7)      Menghilangnya Teori-teori Kebudayaan
Pada akhir abad ke 19 mulai timbul kecaman-kecaman terhadap cara berfikir dan cara bekerja para sarjana penganut evolusi kebudayaan. Pengumpulan bahan keterangan baru terutama sebagai hasil penggalian-penggalian prehistori, bertambah banyak berkat aktifitas-aktifitas penelitian para ahli antropologi sendiri. Tingkat-tingkat evolusi dari para penganut teori-teori evolusi kebudayaan hanya merupakan konstruksi-konstruksi pikiran saja, yang tidak sesuai dengan kenyataan dan yang lama kelamaan tak dapat dipertahankan lagi. Pada permulaan abad ke 20 hampir tidak ada lagi karya antropologi yang berdasarkan konsep evolusi. Hanya kira-kira sekitar 1930 tampak adanya penelitian-penelitian antropologi yang berdasarkan konsep-konsep di Uni Soviet. Dalam tahun 1940-an muncul beberapa ahli antropologi Inggris dan Amerika yang menghidupkan lagi konsep-konsep mengenai evolusi kebudayaan, tetapi tidak bersifat seragam bagi semua bangsa di dunia.
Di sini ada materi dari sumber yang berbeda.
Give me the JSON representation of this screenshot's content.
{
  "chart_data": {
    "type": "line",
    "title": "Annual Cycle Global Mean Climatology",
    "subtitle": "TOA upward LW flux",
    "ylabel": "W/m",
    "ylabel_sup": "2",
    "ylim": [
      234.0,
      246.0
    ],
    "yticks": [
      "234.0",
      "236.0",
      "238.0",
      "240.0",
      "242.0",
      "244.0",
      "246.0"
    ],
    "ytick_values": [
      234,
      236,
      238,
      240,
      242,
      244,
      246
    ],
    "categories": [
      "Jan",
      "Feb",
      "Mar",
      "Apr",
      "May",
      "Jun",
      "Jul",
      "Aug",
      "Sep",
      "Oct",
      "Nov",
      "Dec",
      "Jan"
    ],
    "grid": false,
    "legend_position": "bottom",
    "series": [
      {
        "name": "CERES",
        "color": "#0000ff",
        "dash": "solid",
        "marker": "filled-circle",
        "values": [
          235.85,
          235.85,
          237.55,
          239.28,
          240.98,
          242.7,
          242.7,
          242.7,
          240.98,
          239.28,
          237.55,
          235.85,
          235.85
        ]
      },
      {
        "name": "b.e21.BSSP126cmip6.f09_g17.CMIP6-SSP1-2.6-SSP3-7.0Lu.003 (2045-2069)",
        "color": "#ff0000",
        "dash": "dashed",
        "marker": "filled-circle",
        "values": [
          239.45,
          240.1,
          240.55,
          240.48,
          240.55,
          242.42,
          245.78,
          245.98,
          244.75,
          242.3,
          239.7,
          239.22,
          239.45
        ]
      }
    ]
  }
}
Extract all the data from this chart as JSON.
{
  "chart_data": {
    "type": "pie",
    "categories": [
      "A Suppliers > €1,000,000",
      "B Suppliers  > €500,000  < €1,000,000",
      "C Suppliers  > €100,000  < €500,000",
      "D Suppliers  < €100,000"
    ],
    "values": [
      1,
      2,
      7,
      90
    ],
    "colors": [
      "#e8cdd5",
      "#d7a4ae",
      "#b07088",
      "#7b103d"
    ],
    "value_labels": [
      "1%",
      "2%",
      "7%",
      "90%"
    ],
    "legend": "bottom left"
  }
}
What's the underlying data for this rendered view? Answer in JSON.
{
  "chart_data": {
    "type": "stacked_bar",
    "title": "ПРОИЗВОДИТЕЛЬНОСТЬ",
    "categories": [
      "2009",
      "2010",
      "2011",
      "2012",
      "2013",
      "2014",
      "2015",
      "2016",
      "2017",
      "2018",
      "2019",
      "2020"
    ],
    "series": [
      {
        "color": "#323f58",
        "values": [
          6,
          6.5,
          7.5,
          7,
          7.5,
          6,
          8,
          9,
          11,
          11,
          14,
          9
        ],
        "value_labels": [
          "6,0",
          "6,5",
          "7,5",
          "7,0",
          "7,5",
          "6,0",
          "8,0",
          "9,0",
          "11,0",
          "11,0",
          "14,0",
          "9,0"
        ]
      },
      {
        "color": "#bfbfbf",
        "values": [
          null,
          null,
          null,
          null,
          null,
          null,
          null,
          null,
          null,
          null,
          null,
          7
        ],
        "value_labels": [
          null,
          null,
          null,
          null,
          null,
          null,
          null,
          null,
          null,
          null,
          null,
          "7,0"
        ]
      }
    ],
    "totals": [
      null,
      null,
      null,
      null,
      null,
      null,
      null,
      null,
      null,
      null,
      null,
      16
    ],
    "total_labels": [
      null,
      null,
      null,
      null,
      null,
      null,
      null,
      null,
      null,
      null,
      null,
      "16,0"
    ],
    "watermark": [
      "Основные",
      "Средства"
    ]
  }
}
b.      Kelompok L’Année Sociologique
1)      Majalah L’Année Sociologique
Ketika teori-teori tentang evolusi kebudayaan di Inggris, Jerman dan Amerika Serikat mulai kehilangan pengaruhnya di Perancis khususnya di Paris mulai tahun 1898 terbit suatu majalah mengenai ilmu sosiologi berjudul L’Année Sociologique yang diasuh oleh suatu ahli-ahli peneliti masyarakat di bawah pimpinan ahli sosiologi Emile Durkheim. Anggota-anggota lain yang tergabung dalam kelompok studi tersebut adalah M. Mauss, H. Beuchat, M. David, A. Bianconni, R. Hertz, Lucien Lévy-Bruhl dan lain-lain yang hampir semua menyebut dirinya ahli sosiologi atau ahli filsafat.
          Pada akhir abad ke-19 dan permulaan abad ke-20 di universitas-universitas di Perancis pun tidak ada antropologi, sedangkan ilmu sosiologi mula-mulanya memang timbul di Perancis akibat usaha ahli filsafat A. Comte. Para ahli sosiologi sesudah A. Comte mula-mula memang memusatkan perhatian mereka pada masalah-masalah social dalam masyarakat Perancis pada khususnya dan masyarakat Eropa pada umumnya, tetapi kemudian beberapa di antara mereka ada yang mulai menggunakan data dan fakta-fakta mengenai masalah-masalah sosial dari tempat-tempat lain di dunia, terutama dari daerah-daerah jajahan Perancis di Afrika, di Asia Tenggara dan di Oseania. Dengan demikian mereka tidak banyak berbeda dari ahli etnologi atau antropologi dan untuk membedakan diri dari ilmu sosiologi yang mempelajari soal-soal masyarakat perkotaan di Eropa, mereka menyebut diri ahli sosiologi etnografik. Emile Durkheim pemimpin kelompok studi  L’Année Sociologique adalah ahli sosiologi dalam arti pertama maupun ahli sosiologi etnografik.
2)      Emile Durkheim
Emile Durkheim (1858 – 1917) lahir pada tahun 1858 di kota kecil Lorraine sebagai putra suatu keluarga Yahudi Perancis. Emile Durkheim belajar filsafat di Jerman dan tertarik akan karya-karya ahli-ahli filsafat seperti A. Comte, F. de Coulanges dan C. H. Saint Simon. Pada tahun 1887 beliau menjadi dosen ilmu sosiologi di Universitas Bordeaux dan dalam periode tersebut ia menuliskan ketiga karyanya yang pertama dan sangat penting mengenai masalah unsur-unsur elementer dan azas-azas masyarakat. Bukunya yang pertama adalah mengenai masalah pembagian kerja dalam masyarakat dan berjudul De la Division du Travail Social (1893). Karya pentingnya yang kedua adalah mengenai masalah aturan-aturan mengenai metode sosiologi yang berjudul Les Règles de la Méthode Sociologique (1895). Sedangkan karya yang ketiga mengenai gejala bunuh diri sebuah studi sosiologi yang berjudul Le Suicide; Etude de sosiologie. Sejak tahun 1898 Emile Durkheim menerbitkan majalah L’Année Sociologique bersama kelompok studi yang di binanya.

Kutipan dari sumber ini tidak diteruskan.